Coronavirus: Sam Smith responds to backlash over 'quarantine meltdown' photos

British singer Sam Smith has addressed the controversy caused by a series of photos shared on Instagram captioned: "Stages of a quarantine meltdown". 

Smith, who uses non-binary pronouns 'they/them', was widely criticised for the photos, in which they comically cried outside their home. 

Broadcaster Piers Morgan was one of the many that took issue with the post, tweeting an article about the photos with the caption: "FFS. I can't take any more of this celebrity attention-seeking bullshit.

"Get a grip, the lot of you. This is a war, not an Instagram story op." 

Comedian Ricky Gervais also took aim at celebrities who were complaining about being stuck in their "mansions with swimming pools". 

Speaking to Heart FM, Smith admitted the since-deleted post was badly-timed, but insisted they "didn't mean any malice by it at all". 

"It was six weeks ago I posted a picture and everyone else was posting pictures. It was probably bad timing of me, but I use my social media as if it’s just my friends on it," Smith explained. 

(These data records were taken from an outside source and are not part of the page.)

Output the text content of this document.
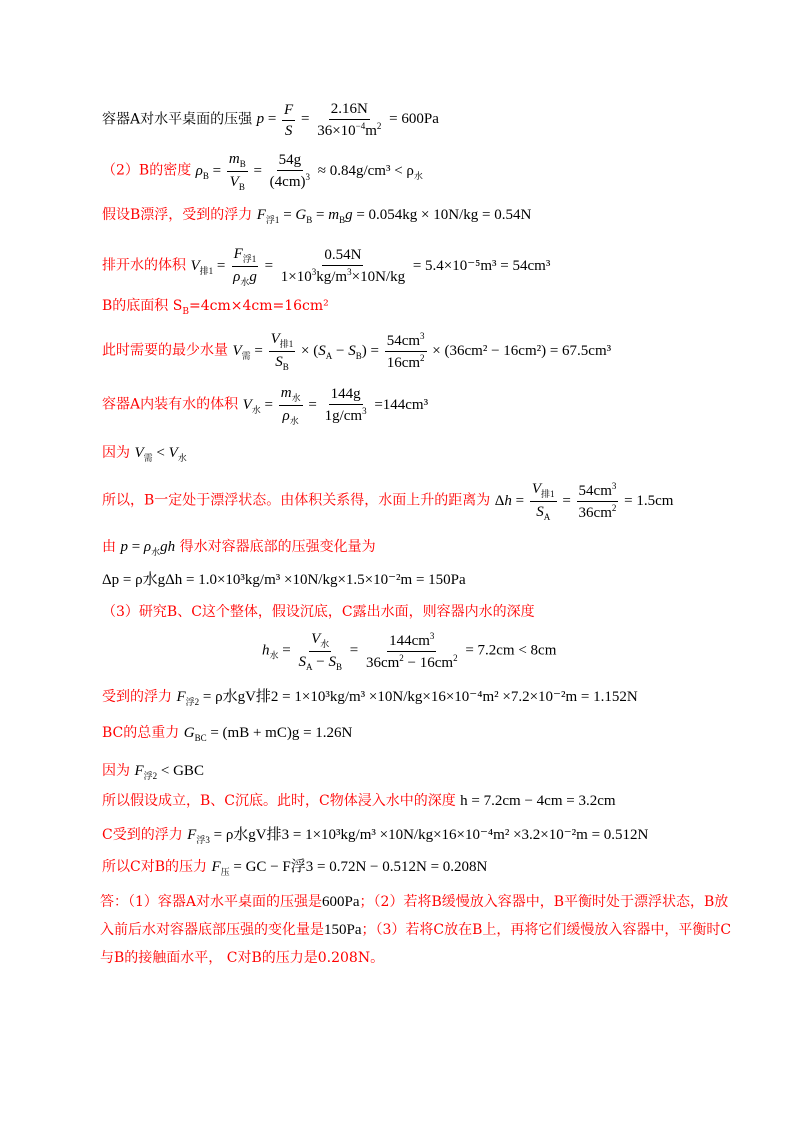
容器A对水平桌面的压强 $p = \frac{F}{S} = \frac{2.16N}{36\times 10^{-4}m^2} = 600Pa$
（2）B的密度 $\rho_B = \frac{m_B}{V_B} = \frac{54g}{(4cm)^3} \approx 0.84g/cm^3 < \rho_水$
假设B漂浮，受到的浮力 $F_{浮1} = G_B = m_Bg = 0.054kg \times 10N/kg = 0.54N$
排开水的体积 $V_{排1} = \frac{F_{浮1}}{\rho_水g} = \frac{0.54N}{1\times 10^3kg/m^3\times 10N/kg} = 5.4\times 10^{-5}m^3 = 54cm^3$
B的底面积 $S_B=4cm\times 4cm=16cm^2$
此时需要的最少水量 $V_需 = \frac{V_{排1}}{S_B} \times (S_A - S_B) = \frac{54cm^3}{16cm^2} \times (36cm^2 - 16cm^2) = 67.5cm^3$
容器A内装有水的体积 $V_水 = \frac{m_水}{\rho_水} = \frac{144g}{1g/cm^3} =144cm^3$
因为 $V_需 < V_水$
所以，B一定处于漂浮状态。由体积关系得，水面上升的距离为 $\Delta h = \frac{V_{排1}}{S_A} = \frac{54cm^3}{36cm^2} = 1.5cm$
由 $p = \rho_水gh$ 得水对容器底部的压强变化量为
Δp = ρ水gΔh = 1.0×10³kg/m³ ×10N/kg×1.5×10⁻²m = 150Pa
（3）研究B、C这个整体，假设沉底，C露出水面，则容器内水的深度
$h_水 = \frac{V_水}{S_A - S_B} = \frac{144cm^3}{36cm^2 - 16cm^2} = 7.2cm < 8cm$
受到的浮力 $F_{浮2} = \rho$水gV排2 = 1×10³kg/m³ ×10N/kg×16×10⁻⁴m² ×7.2×10⁻²m = 1.152N
BC的总重力 $G_{BC} = (mB + mC)g = 1.26N$
因为 $F_{浮2}$ < GBC
所以假设成立，B、C沉底。此时，C物体浸入水中的深度 h = 7.2cm − 4cm = 3.2cm
C受到的浮力 $F_{浮3} = \rho$水gV排3 = 1×10³kg/m³ ×10N/kg×16×10⁻⁴m² ×3.2×10⁻²m = 0.512N
所以C对B的压力 $F_压$ = GC − F浮3 = 0.72N − 0.512N = 0.208N
答：（1）容器A对水平桌面的压强是600Pa；（2）若将B缓慢放入容器中，B平衡时处于漂浮状态，B放入前后水对容器底部压强的变化量是150Pa；（3）若将C放在B上，再将它们缓慢放入容器中，平衡时C与B的接触面水平， C对B的压力是0.208N。
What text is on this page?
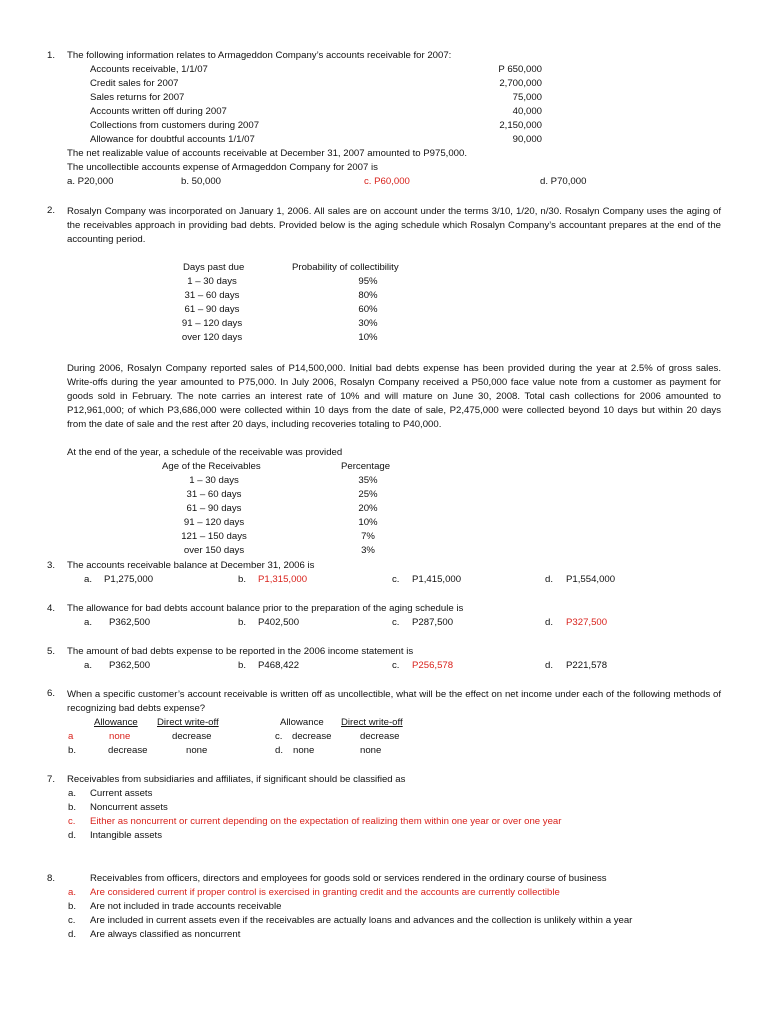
1. The following information relates to Armageddon Company’s accounts receivable for 2007:
Accounts receivable, 1/1/07	P 650,000
Credit sales for 2007	2,700,000
Sales returns for 2007	75,000
Accounts written off during 2007	40,000
Collections from customers during 2007	2,150,000
Allowance for doubtful accounts 1/1/07	90,000
The net realizable value of accounts receivable at December 31, 2007 amounted to P975,000.
The uncollectible accounts expense of Armageddon Company for 2007 is
a. P20,000	b. 50,000	c. P60,000	d. P70,000
2. Rosalyn Company was incorporated on January 1, 2006. All sales are on account under the terms 3/10, 1/20, n/30. Rosalyn Company uses the aging of the receivables approach in providing bad debts. Provided below is the aging schedule which Rosalyn Company’s accountant prepares at the end of the accounting period.
Days past due	Probability of collectibility
1 – 30 days	95%
31 – 60 days	80%
61 – 90 days	60%
91 – 120 days	30%
over 120 days	10%
During 2006, Rosalyn Company reported sales of P14,500,000. Initial bad debts expense has been provided during the year at 2.5% of gross sales. Write-offs during the year amounted to P75,000. In July 2006, Rosalyn Company received a P50,000 face value note from a customer as payment for goods sold in February. The note carries an interest rate of 10% and will mature on June 30, 2008. Total cash collections for 2006 amounted to P12,961,000; of which P3,686,000 were collected within 10 days from the date of sale, P2,475,000 were collected beyond 10 days but within 20 days from the date of sale and the rest after 20 days, including recoveries totaling to P40,000.
At the end of the year, a schedule of the receivable was provided
Age of the Receivables	Percentage
1 – 30 days	35%
31 – 60 days	25%
61 – 90 days	20%
91 – 120 days	10%
121 – 150 days	7%
over 150 days	3%
3. The accounts receivable balance at December 31, 2006 is
a. P1,275,000	b. P1,315,000	c. P1,415,000	d. P1,554,000
4. The allowance for bad debts account balance prior to the preparation of the aging schedule is
a. P362,500	b. P402,500	c. P287,500	d. P327,500
5. The amount of bad debts expense to be reported in the 2006 income statement is
a. P362,500	b. P468,422	c. P256,578	d. P221,578
6. When a specific customer’s account receivable is written off as uncollectible, what will be the effect on net income under each of the following methods of recognizing bad debts expense?
Allowance Direct write-off	Allowance Direct write-off
a	none	decrease
b.	decrease	none
c. decrease	decrease
d. none	none
7. Receivables from subsidiaries and affiliates, if significant should be classified as
a. Current assets
b. Noncurrent assets
c. Either as noncurrent or current depending on the expectation of realizing them within one year or over one year
d. Intangible assets
8.	Receivables from officers, directors and employees for goods sold or services rendered in the ordinary course of business
a. Are considered current if proper control is exercised in granting credit and the accounts are currently collectible
b. Are not included in trade accounts receivable
c. Are included in current assets even if the receivables are actually loans and advances and the collection is unlikely within a year
d. Are always classified as noncurrent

Coronavirus: Sam Smith responds to backlash over 'quarantine meltdown' photos
Photo credit: Instagram/Sam Smith

"I posted with my humour and stuff, but it just didn't get picked up very well, but I didn’t mean any malice by it at all.

"You know me, I'm always sharing all of my feelings all the time and trying to be as human as possible but sometimes maybe people can read it wrongly.  [I] wasn't really meaning it in a malicious or nasty way, I was just trying to be myself."

Smith recently shared with Kiwi-born radio host Zane Lowe they believed they had contracted COVID-19, but hadn't been tested. 

"I didn't get tested but I know I had it," they said last week. 

"I'm just going to assume that I did because everything I've read completely pointed to that. So yeah, I think I definitely had it."

Smith's sister started exhibiting the same symptoms soon after the 27-year-old Grammy winner fell ill, so the pair self-quarantined for three weeks.